Responding, Mrs Kitcher commended the NCCE for seeking a partnership with the GCGL to help achieve the goal of ridding Accra of filth.

She expressed concern about the inclination of some people to neglect their responsibility to keep their surroundings clean.

“People complain that there are no dustbins in the communities but even where they are, these collection bins pile up and spill over and nobody picks them.

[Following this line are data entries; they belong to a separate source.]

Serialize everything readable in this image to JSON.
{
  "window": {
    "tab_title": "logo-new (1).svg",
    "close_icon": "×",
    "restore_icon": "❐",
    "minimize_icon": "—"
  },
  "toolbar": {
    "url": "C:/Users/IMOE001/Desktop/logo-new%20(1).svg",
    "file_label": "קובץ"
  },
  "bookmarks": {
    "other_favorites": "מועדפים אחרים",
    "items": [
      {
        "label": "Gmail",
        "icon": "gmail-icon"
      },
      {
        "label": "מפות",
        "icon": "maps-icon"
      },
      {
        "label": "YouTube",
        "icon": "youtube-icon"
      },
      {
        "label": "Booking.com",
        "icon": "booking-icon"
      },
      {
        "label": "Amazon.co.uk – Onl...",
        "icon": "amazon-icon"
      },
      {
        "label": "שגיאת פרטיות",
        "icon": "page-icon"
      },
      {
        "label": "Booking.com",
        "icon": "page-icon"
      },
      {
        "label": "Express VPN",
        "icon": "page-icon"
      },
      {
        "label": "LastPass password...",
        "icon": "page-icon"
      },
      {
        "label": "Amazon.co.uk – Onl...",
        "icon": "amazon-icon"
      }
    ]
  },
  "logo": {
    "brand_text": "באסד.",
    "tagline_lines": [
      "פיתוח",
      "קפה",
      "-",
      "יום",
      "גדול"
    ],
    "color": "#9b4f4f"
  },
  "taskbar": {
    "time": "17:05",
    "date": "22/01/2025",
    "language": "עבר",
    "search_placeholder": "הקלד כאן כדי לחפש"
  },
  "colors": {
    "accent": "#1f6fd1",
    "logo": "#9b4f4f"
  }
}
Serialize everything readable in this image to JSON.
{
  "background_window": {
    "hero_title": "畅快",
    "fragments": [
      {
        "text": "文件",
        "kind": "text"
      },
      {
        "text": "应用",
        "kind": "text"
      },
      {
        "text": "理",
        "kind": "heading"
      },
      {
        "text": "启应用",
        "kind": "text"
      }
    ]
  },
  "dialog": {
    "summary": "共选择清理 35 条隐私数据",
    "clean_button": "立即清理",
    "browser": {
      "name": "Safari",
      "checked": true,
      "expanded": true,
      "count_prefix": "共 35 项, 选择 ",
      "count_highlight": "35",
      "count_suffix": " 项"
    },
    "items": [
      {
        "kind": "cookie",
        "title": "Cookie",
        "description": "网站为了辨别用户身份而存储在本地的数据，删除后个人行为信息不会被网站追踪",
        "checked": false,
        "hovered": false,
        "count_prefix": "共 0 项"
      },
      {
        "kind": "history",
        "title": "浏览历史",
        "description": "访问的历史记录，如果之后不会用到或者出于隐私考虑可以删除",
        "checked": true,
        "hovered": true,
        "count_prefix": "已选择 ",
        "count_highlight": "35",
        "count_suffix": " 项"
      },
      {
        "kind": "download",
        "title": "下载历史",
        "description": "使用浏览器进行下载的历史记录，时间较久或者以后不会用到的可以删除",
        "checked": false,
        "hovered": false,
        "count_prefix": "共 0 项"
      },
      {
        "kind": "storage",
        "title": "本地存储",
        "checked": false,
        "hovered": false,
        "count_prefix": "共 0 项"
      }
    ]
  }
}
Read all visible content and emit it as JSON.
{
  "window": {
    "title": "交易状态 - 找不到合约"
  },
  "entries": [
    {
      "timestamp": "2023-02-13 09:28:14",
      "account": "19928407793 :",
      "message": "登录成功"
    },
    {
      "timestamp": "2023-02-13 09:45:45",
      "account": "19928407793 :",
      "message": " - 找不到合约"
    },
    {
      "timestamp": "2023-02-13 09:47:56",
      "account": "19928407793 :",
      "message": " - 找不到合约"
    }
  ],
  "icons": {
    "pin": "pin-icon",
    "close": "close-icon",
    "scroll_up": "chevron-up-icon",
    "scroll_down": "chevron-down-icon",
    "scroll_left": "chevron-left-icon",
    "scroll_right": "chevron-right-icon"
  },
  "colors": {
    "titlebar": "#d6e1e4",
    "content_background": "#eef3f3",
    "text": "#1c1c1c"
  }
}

“What we need to do as citizens is to play our part, and the metropolitan assemblies have to ensure that when these dustbins are full, they are picked and emptied to discourage people from dropping garbage on the ground,” she said.

Mrs Kitcher said the media could play a major role to help educate the public and sustain the campaign, adding that, “for our part, we are willing to support you to sustain the campaign since we do not want diseases in our communities.

“As a state organisation, we want to support other state institutions that are working to achieve results; so do not stop midway,” she urged the NCCE, and asked the commission to set targets that it could achieve.